Он, как всегда, был немногословен. Парень работал в области компьютерной анимации, встречался с подружкой, имел от нее ребенка.

– Фиш, ты не видел Денниса?

– Угу. Видел.

– Как он там?

– Ну, как? Говорит, что сердится на тебя.

– А он сказал почему?

– Да вроде бы деньги тебе давал, а ты не вернул.

Милгрим вздохнул.

– Да, это правда, но я не хотел его кидать. Через этого парня мне все и доставалось. Ты-то, наверное, в курсе?

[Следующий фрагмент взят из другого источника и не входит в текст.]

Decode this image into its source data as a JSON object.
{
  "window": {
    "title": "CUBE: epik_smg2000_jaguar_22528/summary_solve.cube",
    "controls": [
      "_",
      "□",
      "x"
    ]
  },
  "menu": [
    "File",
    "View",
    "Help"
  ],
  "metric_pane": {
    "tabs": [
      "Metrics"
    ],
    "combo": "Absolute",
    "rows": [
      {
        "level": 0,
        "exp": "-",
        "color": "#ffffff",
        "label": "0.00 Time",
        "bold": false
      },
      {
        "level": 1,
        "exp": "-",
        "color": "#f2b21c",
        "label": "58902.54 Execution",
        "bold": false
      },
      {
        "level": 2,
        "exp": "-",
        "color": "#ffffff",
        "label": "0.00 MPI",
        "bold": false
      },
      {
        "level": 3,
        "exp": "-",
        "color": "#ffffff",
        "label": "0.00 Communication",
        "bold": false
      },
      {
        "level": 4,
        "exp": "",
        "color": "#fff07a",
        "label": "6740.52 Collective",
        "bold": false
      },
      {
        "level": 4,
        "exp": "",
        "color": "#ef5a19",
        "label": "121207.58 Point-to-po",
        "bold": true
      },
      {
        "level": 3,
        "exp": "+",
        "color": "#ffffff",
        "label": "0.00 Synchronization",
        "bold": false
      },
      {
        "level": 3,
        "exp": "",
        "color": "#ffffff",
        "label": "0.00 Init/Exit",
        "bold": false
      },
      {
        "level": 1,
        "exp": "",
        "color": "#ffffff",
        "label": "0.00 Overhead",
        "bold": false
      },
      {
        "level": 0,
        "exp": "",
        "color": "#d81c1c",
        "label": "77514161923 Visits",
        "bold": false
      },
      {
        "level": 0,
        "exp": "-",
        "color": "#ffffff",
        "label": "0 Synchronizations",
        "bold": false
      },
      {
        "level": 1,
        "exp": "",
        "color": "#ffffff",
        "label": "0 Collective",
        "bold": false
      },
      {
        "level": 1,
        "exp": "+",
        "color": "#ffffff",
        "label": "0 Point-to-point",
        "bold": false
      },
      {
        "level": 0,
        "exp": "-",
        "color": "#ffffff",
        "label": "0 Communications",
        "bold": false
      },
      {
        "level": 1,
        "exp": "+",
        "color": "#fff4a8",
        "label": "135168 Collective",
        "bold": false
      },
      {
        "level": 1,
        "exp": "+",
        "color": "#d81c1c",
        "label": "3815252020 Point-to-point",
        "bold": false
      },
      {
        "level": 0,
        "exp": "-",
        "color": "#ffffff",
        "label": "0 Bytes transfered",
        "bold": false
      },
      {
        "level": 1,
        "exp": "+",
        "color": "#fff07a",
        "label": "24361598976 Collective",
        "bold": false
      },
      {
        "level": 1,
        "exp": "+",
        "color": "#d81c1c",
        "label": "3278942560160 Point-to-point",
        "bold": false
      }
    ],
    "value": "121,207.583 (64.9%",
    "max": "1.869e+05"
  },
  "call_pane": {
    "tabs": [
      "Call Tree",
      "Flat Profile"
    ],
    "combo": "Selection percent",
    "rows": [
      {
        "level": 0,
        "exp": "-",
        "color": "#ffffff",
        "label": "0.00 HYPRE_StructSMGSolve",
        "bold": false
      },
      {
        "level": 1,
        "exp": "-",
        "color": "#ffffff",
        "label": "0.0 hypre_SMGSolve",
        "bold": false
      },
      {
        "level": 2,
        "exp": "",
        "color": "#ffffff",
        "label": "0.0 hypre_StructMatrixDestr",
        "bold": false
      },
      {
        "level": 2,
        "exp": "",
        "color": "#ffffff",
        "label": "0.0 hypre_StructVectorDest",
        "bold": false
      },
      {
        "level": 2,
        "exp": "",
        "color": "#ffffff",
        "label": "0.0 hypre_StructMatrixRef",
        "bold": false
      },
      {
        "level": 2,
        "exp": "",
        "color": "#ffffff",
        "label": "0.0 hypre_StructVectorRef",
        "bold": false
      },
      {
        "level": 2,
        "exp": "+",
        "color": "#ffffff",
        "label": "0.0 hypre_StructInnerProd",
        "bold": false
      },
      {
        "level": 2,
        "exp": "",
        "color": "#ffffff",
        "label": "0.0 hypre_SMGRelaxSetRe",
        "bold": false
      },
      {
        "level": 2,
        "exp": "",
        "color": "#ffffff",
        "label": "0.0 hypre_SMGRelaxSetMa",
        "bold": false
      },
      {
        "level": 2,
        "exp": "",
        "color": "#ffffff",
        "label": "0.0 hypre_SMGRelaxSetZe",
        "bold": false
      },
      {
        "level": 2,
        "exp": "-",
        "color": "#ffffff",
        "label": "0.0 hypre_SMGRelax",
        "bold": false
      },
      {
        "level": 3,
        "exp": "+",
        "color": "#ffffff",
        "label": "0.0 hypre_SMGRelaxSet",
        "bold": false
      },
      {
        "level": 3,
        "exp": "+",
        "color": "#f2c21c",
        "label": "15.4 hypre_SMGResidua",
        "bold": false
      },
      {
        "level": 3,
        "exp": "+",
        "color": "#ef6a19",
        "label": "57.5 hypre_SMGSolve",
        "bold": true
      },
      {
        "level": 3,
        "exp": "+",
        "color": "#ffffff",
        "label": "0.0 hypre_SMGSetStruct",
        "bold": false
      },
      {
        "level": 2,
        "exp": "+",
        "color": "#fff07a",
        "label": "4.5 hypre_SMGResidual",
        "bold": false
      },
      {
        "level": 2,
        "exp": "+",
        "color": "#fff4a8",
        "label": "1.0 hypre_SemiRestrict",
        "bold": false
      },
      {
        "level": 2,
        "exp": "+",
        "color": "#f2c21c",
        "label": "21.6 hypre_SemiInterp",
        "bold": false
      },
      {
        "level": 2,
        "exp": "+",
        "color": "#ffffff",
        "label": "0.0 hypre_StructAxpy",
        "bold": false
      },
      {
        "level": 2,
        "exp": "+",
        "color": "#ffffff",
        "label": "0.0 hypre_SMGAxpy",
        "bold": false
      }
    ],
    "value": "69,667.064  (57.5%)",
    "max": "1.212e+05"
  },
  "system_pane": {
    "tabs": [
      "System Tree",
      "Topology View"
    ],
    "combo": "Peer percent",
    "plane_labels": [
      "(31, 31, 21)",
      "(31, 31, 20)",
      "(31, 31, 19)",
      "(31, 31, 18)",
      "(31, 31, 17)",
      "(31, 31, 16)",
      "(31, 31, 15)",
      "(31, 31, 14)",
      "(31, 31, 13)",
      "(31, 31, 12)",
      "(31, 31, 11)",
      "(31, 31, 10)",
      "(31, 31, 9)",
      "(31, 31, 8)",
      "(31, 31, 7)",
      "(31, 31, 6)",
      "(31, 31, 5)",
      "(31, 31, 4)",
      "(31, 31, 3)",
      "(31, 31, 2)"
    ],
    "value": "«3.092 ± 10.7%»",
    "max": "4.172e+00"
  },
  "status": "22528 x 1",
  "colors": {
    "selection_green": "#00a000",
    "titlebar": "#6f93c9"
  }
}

В трубке послышался плач младенца.

– Ага. Только, знаешь, я бы тебе не советовал дразнить Денниса. Особенно сейчас. И в таком деле.

Судя по голосу, Фиша что-то тревожило, но явно не детские слезы.

– Ты что имеешь в виду?

– Ну, – протянул собеседник. – Та, другая дурь.

«Другая дурь» – это прозрачный метиламфетамин. И Милгрим, и Фиш воздерживались от этой дряни, с них было достаточно покоя и ясности мышления, приносимых бензодиазепинами. У прочей клиентуры Денниса метиламфетамин порождал возрастающую зависимость от болеутоляющих веществ.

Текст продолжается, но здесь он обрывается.